As I’ve said before, I haven’t spent that much time in Lincoln Park, personally. I think I’ve been to Lincoln Park Zoo maybe five times in my life (my family preferred Brookfield Zoo) and while I’ve driven past the park on Lake Shore Drive probably a dozen times or more, I haven’t spent much time in the park itself.
While researching this post, I found one thing that was surprising. Lincoln Park is apparently 150% the size of Central Park. It probably wouldn’t take as long to explore, however, since, at seven miles in length, Lincoln Park is four times as long and, at 1500 feet wide, is only about half as wide.

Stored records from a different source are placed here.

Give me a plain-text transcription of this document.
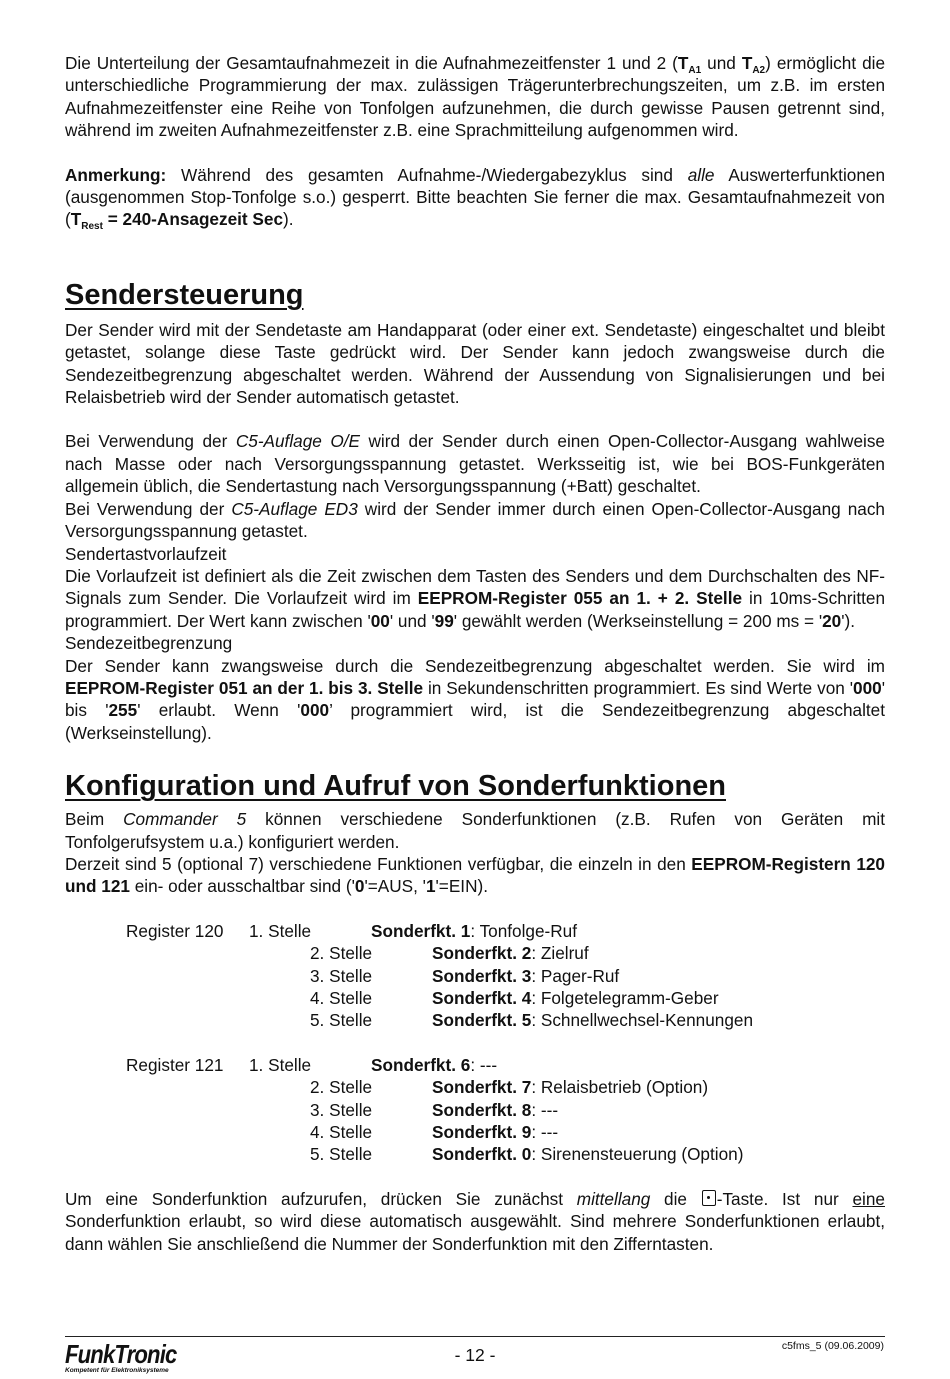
Die Unterteilung der Gesamtaufnahmezeit in die Aufnahmezeitfenster 1 und 2 ($T_{A1}$ und $T_{A2}$) ermöglicht die unterschiedliche Programmierung der max. zulässigen Trägerunterbrechungszeiten, um z.B. im ersten Aufnahmezeitfenster eine Reihe von Tonfolgen aufzunehmen, die durch gewisse Pausen getrennt sind, während im zweiten Aufnahmezeitfenster z.B. eine Sprachmitteilung aufgenommen wird.

Anmerkung: Während des gesamten Aufnahme-/Wiedergabezyklus sind alle Auswerterfunktionen (ausgenommen Stop-Tonfolge s.o.) gesperrt. Bitte beachten Sie ferner die max. Gesamtaufnahmezeit von ($T_{Rest}$ = 240-Ansagezeit Sec).

Sendersteuerung

Der Sender wird mit der Sendetaste am Handapparat (oder einer ext. Sendetaste) eingeschaltet und bleibt getastet, solange diese Taste gedrückt wird. Der Sender kann jedoch zwangsweise durch die Sendezeitbegrenzung abgeschaltet werden. Während der Aussendung von Signalisierungen und bei Relaisbetrieb wird der Sender automatisch getastet.

Bei Verwendung der C5-Auflage O/E wird der Sender durch einen Open-Collector-Ausgang wahlweise nach Masse oder nach Versorgungsspannung getastet. Werksseitig ist, wie bei BOS-Funkgeräten allgemein üblich, die Sendertastung nach Versorgungsspannung (+Batt) geschaltet.

Bei Verwendung der C5-Auflage ED3 wird der Sender immer durch einen Open-Collector-Ausgang nach Versorgungsspannung getastet.

Sendertastvorlaufzeit

Die Vorlaufzeit ist definiert als die Zeit zwischen dem Tasten des Senders und dem Durchschalten des NF-Signals zum Sender. Die Vorlaufzeit wird im EEPROM-Register 055 an 1. + 2. Stelle in 10ms-Schritten programmiert. Der Wert kann zwischen '00' und '99' gewählt werden (Werkseinstellung = 200 ms = '20').

Sendezeitbegrenzung

Der Sender kann zwangsweise durch die Sendezeitbegrenzung abgeschaltet werden. Sie wird im EEPROM-Register 051 an der 1. bis 3. Stelle in Sekundenschritten programmiert. Es sind Werte von '000' bis '255' erlaubt. Wenn '000’ programmiert wird, ist die Sendezeitbegrenzung abgeschaltet (Werkseinstellung).

Konfiguration und Aufruf von Sonderfunktionen

Beim Commander 5 können verschiedene Sonderfunktionen (z.B. Rufen von Geräten mit Tonfolgerufsystem u.a.) konfiguriert werden.

Derzeit sind 5 (optional 7) verschiedene Funktionen verfügbar, die einzeln in den EEPROM-Registern 120 und 121 ein- oder ausschaltbar sind ('0'=AUS, '1'=EIN).

Register 120 1. Stelle	Sonderfkt. 1: Tonfolge-Ruf
2. Stelle	Sonderfkt. 2: Zielruf
3. Stelle	Sonderfkt. 3: Pager-Ruf
4. Stelle	Sonderfkt. 4: Folgetelegramm-Geber
5. Stelle	Sonderfkt. 5: Schnellwechsel-Kennungen
Register 121 1. Stelle	Sonderfkt. 6: ---
2. Stelle	Sonderfkt. 7: Relaisbetrieb (Option)
3. Stelle	Sonderfkt. 8: ---
4. Stelle	Sonderfkt. 9: ---
5. Stelle	Sonderfkt. 0: Sirenensteuerung (Option)

Um eine Sonderfunktion aufzurufen, drücken Sie zunächst mittellang die -Taste. Ist nur eine Sonderfunktion erlaubt, so wird diese automatisch ausgewählt. Sind mehrere Sonderfunktionen erlaubt, dann wählen Sie anschließend die Nummer der Sonderfunktion mit den Zifferntasten.

FunkTronic
Kompetent für Elektroniksysteme
- 12 -	c5fms_5 (09.06.2009)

Lincoln Park is home to the Lincoln Park Zoo, the Chicago History Museum (formerly known as the Chicago Historical Society), the Peggy Notebaert Nature Museum, a conservatory (the plant kind, not the music kind) and the usual park amenities — sports fields, playgrounds, public art (including statues of Ulysses S. Grant and Abraham Lincoln), a field house, and things of that nature. The city website says, in part, “The Chicago Park District is committed to making its facilities accessible to and usable by all patrons and visitors. This commitment is ongoing, proactive and intended to meet the needs of a diversity of individuals with disabilities.” So the park itself should be wheelchair accessible.
Much like Milam Park here in San Antonio, Lincoln Park is built on land that once was the city cemetery (there was also, like with Milam Park, a Catholic cemetery across the street). The story I was told was that they dug up the bodies (with the exception of the Couch family — their mausoleum is visible from LaSalle Street where it intersects with Stockton Drive). The truth is messier than that. The land that was chosen to become the city cemetery was, as so much of Chicago was at the time, swampy and disgusting. The residents worried that they might come down with cholera or something from the corpses stewing in the cemetery, so they started to agitate to have the cemetery removed. Some of the bodies were removed, but then the Great Chicago Fire hit. the fire spread as far north as Fullerton Avenue, which means that the land that had been the city cemetery was in the path of the fire. Many of the grave markers were wood and burned as a result. Near as I can tell, if no one came forward to say “Great-uncle Fred is buried here,” they just left the body there. Artist Pamela Bannos, in her Hidden Truths project, estimates that there are at likely thousands of bodies still left under the park.